Last of the Westland Whigs

In the late 17th century, the 'Westland Whigs' were the radical descendants of earlier Covenanters who had defied the absolutist rule of Stuart kings in south west Scotland.

Wednesday, March 07, 2007

We've got loadsa students

Super-university or super-polytechnic?

Allegedly, Mark Batho, head of the Scottish Executive's Lifelong Learning Group has been advising Nicol Stephen and Allan Wilson that Dumfries and Galloway and G doesn't need Glasgow University - what we really, really need is a New Superuniversity. See it deliver education results faster than a speeding bullet, more powerfully than an express locomotive...

Liberal Arts? Pah! Scottish Enlightenment? What that?



From Scotsman Wed 7 Mar 2007
£21.2m merger to create super-university
FRANK URQUHART
A NEW super-university is to be created following the announcement yesterday of a £21.2 million merger between two higher education institutions.
The University of Paisley and Hamilton-based Bell College have received ministerial approval for the tie-in, scheduled to take place this August.

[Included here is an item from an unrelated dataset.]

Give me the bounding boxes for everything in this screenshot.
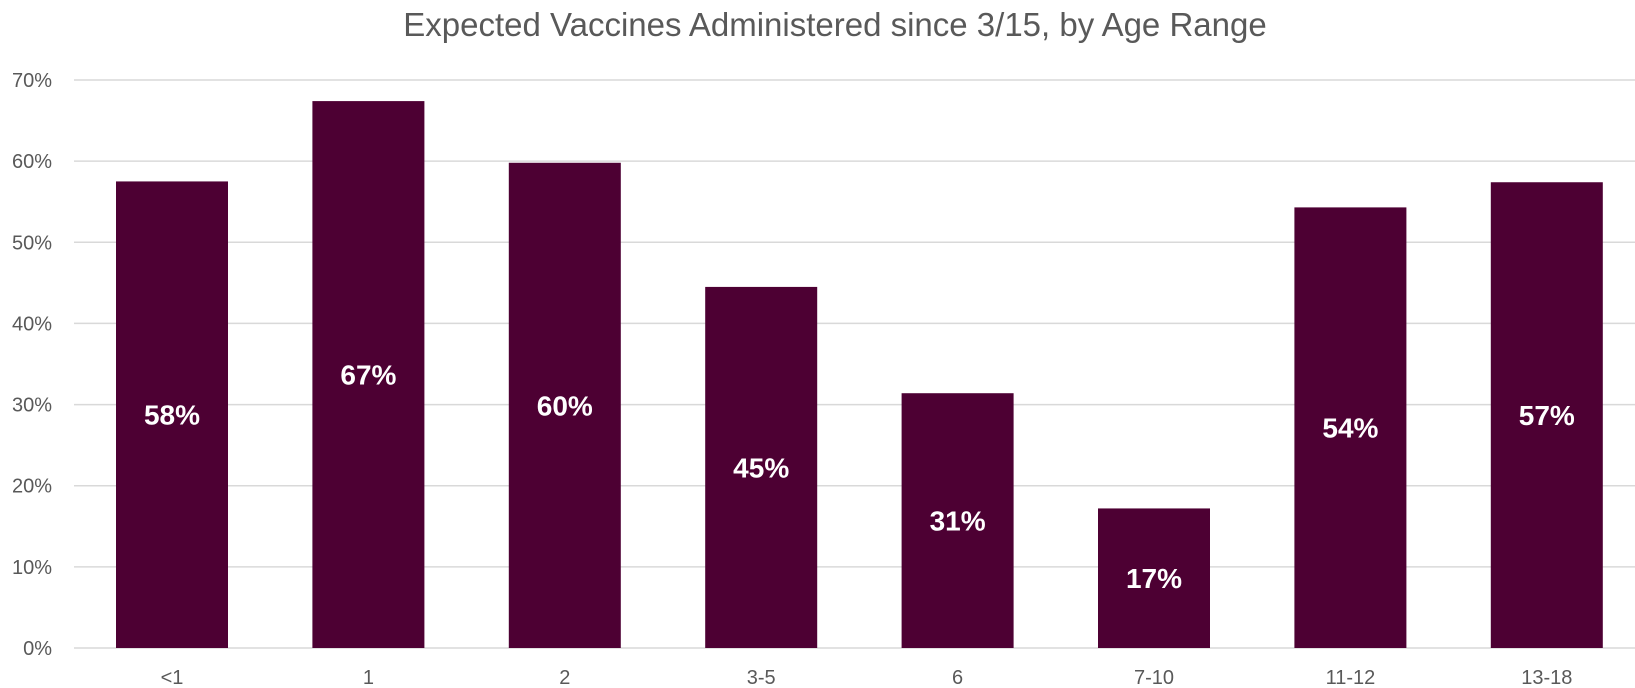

The new body, to be called the University of the West of Scotland, will have almost 16,600 students and four campuses in Ayr, Dumfries, Hamilton and Paisley.
However, it will not be Scotland's largest higher education institution - Glasgow University is the biggest, with 25,100 students, according to the Higher Education Statistics Agency.
Offering a range of courses from HNC up to degree level, the merged institution will also have the country's largest school of health, nursing and midwifery.
The announcement comes at a time when the higher education sector is under financial pressure.
Professor Seamus McDaid, principal and vice-chancellor of Paisley University and principal-designate of the new institution, said: "Through merger, we will create a new and unique, regional university that delivers internationally informed higher education.
"We aim to have a big influence on the economic, social and cultural development of the west of Scotland through the provision of high-quality, inclusive higher education and innovative applied research."
The merged institution will provide a local university for 30 per cent of Scotland's population.
Professor Alex MacLennan, principal of Bell College and vice principal- designate of the new institution, said the tie-in would give people in Lanarkshire their own local university for the first time.
Nicol Stephen, the Deputy First Minister, approved the merger in his capacity as minister for enterprise and lifelong learning. He said: "The next academic year will be an exciting one for staff and almost 17,000 students alike and I look forward to seeing the new university's progress."
A spokeswoman for Universities Scotland said: "Mergers are effective where there is a business model with clear benefits that has been negotiated from the bottom up at local level, as has happened in this case.
"They only work when two institutions have clearly identified that the education and services they provide would be enhanced by merging.
"The higher-education sector will continue to innovate and deliver for Scotland in the best way that we possibly can," the spokeswoman said.
The news comes only weeks after Glasgow University announced it was to pull out of the Dumfries campus, which it shares with Bell College and the University of Paisley.
Dumfries and Galloway College is due to move to the site next year.
Glasgow University said it was losing £800,000 a year from its involvement in the Crichton campus, a former psychiatric hospital set in 85 acres of grounds.
Sir Muir Russell, principal of Glasgow, said that the Scottish Funding Council's refusal to pay for more of its students to attend the campus had forced the move.
The university, which will end admissions to the Crichton campus later this year, has 230 students on the site, but only 88 of them are funded from the public purse.